Droit du travail : la liberté religieuse en entreprise

Tout salarié est en droit d’exprimer ses croyances religieuses sur son lieu de travail, à condition que cela ne trouble pas le bon fonctionnement de l’entreprise. Toutefois, cette tolérance ne s’applique pas aux fonctionnaires, qui sont, eux, soumis au principe de laïcité de l’état.

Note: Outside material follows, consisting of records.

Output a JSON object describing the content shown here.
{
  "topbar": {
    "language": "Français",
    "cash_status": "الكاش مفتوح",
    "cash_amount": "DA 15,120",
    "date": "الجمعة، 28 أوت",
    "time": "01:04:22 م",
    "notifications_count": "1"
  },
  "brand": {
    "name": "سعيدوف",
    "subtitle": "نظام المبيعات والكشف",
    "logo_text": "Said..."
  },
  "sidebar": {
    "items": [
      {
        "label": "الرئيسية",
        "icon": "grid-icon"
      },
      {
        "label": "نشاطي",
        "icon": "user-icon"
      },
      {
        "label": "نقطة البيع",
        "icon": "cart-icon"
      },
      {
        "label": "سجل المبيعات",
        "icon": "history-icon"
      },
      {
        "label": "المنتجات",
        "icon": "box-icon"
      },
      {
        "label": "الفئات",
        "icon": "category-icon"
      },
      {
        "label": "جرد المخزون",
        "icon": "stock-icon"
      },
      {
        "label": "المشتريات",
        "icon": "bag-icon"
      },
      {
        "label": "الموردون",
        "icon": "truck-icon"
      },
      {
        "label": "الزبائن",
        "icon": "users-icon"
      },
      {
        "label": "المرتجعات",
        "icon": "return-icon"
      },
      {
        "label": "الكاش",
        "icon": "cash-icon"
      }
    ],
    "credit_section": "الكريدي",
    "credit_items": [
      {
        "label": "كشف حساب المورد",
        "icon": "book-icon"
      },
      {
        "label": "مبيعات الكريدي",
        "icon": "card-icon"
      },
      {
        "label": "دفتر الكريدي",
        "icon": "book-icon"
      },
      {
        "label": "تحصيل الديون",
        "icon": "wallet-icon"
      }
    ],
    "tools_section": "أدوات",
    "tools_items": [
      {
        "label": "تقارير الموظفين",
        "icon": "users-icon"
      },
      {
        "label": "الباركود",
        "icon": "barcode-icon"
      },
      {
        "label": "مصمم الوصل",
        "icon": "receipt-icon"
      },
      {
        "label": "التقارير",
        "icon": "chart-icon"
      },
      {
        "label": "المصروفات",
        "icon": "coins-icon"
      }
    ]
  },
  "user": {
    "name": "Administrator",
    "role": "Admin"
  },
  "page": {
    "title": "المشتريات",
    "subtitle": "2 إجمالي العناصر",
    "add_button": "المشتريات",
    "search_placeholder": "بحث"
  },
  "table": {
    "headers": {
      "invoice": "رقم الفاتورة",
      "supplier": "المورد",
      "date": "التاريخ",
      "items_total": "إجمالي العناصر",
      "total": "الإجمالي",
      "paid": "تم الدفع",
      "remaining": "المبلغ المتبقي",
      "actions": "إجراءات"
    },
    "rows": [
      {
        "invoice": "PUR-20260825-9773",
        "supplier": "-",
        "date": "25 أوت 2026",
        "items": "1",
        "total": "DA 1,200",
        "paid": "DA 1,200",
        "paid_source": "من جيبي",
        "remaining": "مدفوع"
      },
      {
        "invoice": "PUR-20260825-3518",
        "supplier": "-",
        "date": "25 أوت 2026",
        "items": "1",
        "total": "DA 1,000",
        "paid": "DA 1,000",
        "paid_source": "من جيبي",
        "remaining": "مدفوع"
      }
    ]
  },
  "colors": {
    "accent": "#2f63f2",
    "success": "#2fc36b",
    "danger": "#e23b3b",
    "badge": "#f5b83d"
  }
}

Selon l’article 10 de la Déclaration des droits de l’homme et du citoyen de 1789, la liberté de croyance est un des principes majeurs de la République française. Et cette liberté ne s’arrête pas aux portes des entreprises privées. Ainsi, chaque salarié est en droit d’avoir ses propres convictions religieuses et de les exprimer au sein de son entreprise (au travers de simples signes ou de pratiques plus manifestes) sans avoir à craindre une quelconque sanction ou un traitement défavorable. Tout employeur coupable de discrimination peut être condamné à une peine pouvant atteindre trois ans de prison et 45 000 euros d’amende (voir encadré).

Un droit limité

Mais toute liberté a des limites. Le salarié se doit avant tout de respecter ses obligations contractuelles, et l’employeur n’a pas à s’adapter aux pratiques religieuses s’il peut justifier qu’elles perturbent le fonctionnement de l’entreprise. Le Code du travail prévoit en effet qu’un employeur peut apporter des restrictions aux droits des personnes et aux libertés individuelles et collectives, si ces restrictions sont justifiées par la nature de la tâche à accomplir et proportionnées au but recherché. Par exemple, l’employeur peut refuser une demande de congé pour fête religieuse si la présence du ­salarié ce jour-là est importante pour l’entreprise. De même, il peut interdire le port d’un signe ou d’un vêtement ­religieux qui pourrait nuire aux exigences de l’activité (incompatibilité avec des équipements de sécurité ou avec l’exécution des tâches…).
Trois types de justifications sont généralement admis pour autoriser l’employeur à restreindre la liberté religieuse dans son entreprise :
▶ celles liées aux exigences de santé, d’hygiène et de sécurité au travail ;
▶ celles liées au respect des droits d’autrui (abus du droit d’expression, prosélytisme, actes de pression…) ;
▶ celles liées aux intérêts commerciaux de l’entreprise (ce qui comprend notamment l’organisation et la bonne exécution du travail).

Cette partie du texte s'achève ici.